RNA degradation in antiviral immunity and autoimmunity

Abstract

Post-transcriptional control determines the fate of cellular RNA molecules. Nonsense-mediated decay (NMD) provides quality control of mRNA, targeting faulty cellular transcripts for degradation by multiple nucleases including the RNA exosome. Recent findings have revealed a role for NMD in targeting viral RNA molecules, thereby restricting virus infection. Interestingly, NMD is also linked to immune responses at another level: mutations affecting the NMD or RNA exosome machineries cause chronic activation of defence programmes, resulting in autoimmune phenotypes. Here we place these observations in the context of other links between innate antiviral immunity and type I interferon mediated disease and examine two models: one in which expression or function of pathogen sensors is perturbed and one wherein host-derived RNA molecules with a propensity to activate such sensors accumulate.

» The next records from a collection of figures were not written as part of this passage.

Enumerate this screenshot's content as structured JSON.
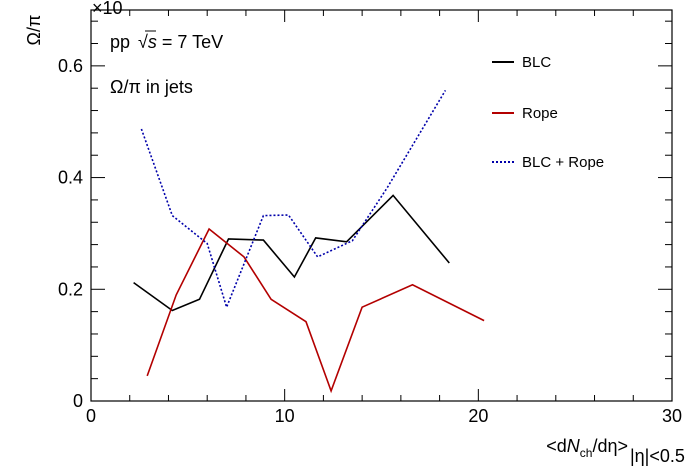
{
  "chart_data": {
    "type": "line",
    "title": "",
    "xlabel": "<dNch/dη>|η|<0.5",
    "xlabel_parts": {
      "open": "<d",
      "N": "N",
      "sub": "ch",
      "close": "/dη>",
      "range": "|η|<0.5"
    },
    "ylabel": "Ω/π",
    "xlim": [
      0,
      30
    ],
    "ylim": [
      0,
      0.7
    ],
    "x_ticks": [
      0,
      10,
      20,
      30
    ],
    "y_ticks": [
      0,
      0.2,
      0.4,
      0.6
    ],
    "y_tick_labels": [
      "0",
      "0.2",
      "0.4",
      "0.6"
    ],
    "exponent_label": "×10",
    "grid": false,
    "legend_position": "top-right",
    "annotations": {
      "system": "pp",
      "sqrt": "√",
      "s": "s",
      "energy": " = 7 TeV",
      "subtitle": "Ω/π in jets"
    },
    "series": [
      {
        "name": "BLC",
        "color": "#000000",
        "style": "solid",
        "x": [
          2.2,
          4.2,
          5.6,
          7.1,
          8.9,
          10.5,
          11.6,
          13.2,
          15.6,
          18.5
        ],
        "y": [
          0.212,
          0.162,
          0.182,
          0.29,
          0.288,
          0.222,
          0.292,
          0.285,
          0.368,
          0.247
        ]
      },
      {
        "name": "Rope",
        "color": "#b30000",
        "style": "solid",
        "x": [
          2.9,
          4.4,
          6.1,
          7.9,
          9.3,
          11.1,
          12.4,
          14.0,
          16.6,
          20.3
        ],
        "y": [
          0.045,
          0.19,
          0.308,
          0.258,
          0.182,
          0.142,
          0.018,
          0.168,
          0.208,
          0.144
        ]
      },
      {
        "name": "BLC + Rope",
        "color": "#0000aa",
        "style": "dotted",
        "x": [
          2.6,
          4.2,
          6.0,
          7.0,
          8.9,
          10.2,
          11.7,
          13.5,
          15.3,
          18.3
        ],
        "y": [
          0.487,
          0.332,
          0.282,
          0.168,
          0.332,
          0.333,
          0.258,
          0.287,
          0.382,
          0.556
        ]
      }
    ]
  }
}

Keywords: Aicardi-Goutières syndrome; MDA5; RNA exosome; nonsense-mediated decay; pattern-recognition receptor; type I interferon.

Figure 1

Nonsense-mediated decay (NMD). NMD recognises premature translation termination codons (PTCs) and this requires translation. The mechanism of PTC definition differs between species and individual transcripts. Two major pathways are shown here. (A) One important mechanism of PTC recognition relies on a protein complex called the exon-junction complex (EJC) . EJCs are deposited on mRNAs during splicing and mark exon-exon junctions. EJCs are transported together with the mRNA into the cytoplasm and are removed from the mRNA during translation [82–84]. Importantly, most mRNAs contain the stop codon in their last exon; therefore, no EJCs are left on the mRNA when translation termination occurs. However, if mRNAs have a PTC upstream of the last exon, one or multiple EJCs remain on the mRNA at the moment when translation terminates. This constellation is recognised by a number of proteins including the essential NMD effectors UPF1, UPF2, and UPF3/3X. UPF1 (red) interacts with proteins involved in translation termination, while UPF2 (orange) and UPF3/3X (yellow) associate with the EJC. If an EJC is present downstream from a terminating ribosome, the UPF proteins interact to form a complex, SMG proteins (olive) are recruited, and degradation of the mRNA is initiated (middle panel) [5–8]. (B) EJCs are not always required for NMD [5–8]. Efficient translation termination requires interactions between proteins bound to the mRNA poly(A) tail and release factors, which associate with ribosomes at stop codons. If termination occurs at a PTC, the distance to the 3′-end and poly(A) tail may be too large to accommodate this interaction (red cross) [25,85–87]. This in turn is presumed to result in delayed release of the ribosome from the mRNA, allowing for assembly of UPF proteins and recruitment of SMGs independently of an EJC.

Figure 2

Nucleic acid detection by pattern recognition receptors. Virus infection delivers nucleic acids into infected cells. (Left) DNA is detected in the cytoplasm by cyclic GMP-AMP synthase (cGAS), which then uses ATP and GTP to generate cyclic GMP-AMP (cGAMP). This second messenger subsequently binds to the ER-associated protein STING which in turn activates TBK1. This kinase then phosphorylates the transcription factor IRF3, which forms a dimer and translocates to the cell nucleus to induce type I IFN gene transcription. Aside from cGAS, additional proteins including IFI16, DDX41, MRE11, and DNA-PK may participate in cytosolic DNA recognition but are not shown here for simplicity. (Centre) Viral nucleic acids are also detected in endosomal compartments by TLR9 (DNA), TLR3 (dsRNA), and TLR7/8 (ssRNA). These PRRs signal through the adaptor proteins MyD88 or TRIF to activate the kinases IKKα, TBK1, and IKKɛ resulting in phosphorylation, dimerisation and translocation of IRF3 or IRF7. (Right) RNA in the cytoplasm of infected cells is recognised by RIG-I and MDA5, which interact with the mitochondrial protein MAVS to trigger TBK1/IKKɛ. Please note that a variety of other proteins are involved in signal transduction that are not shown here for clarity.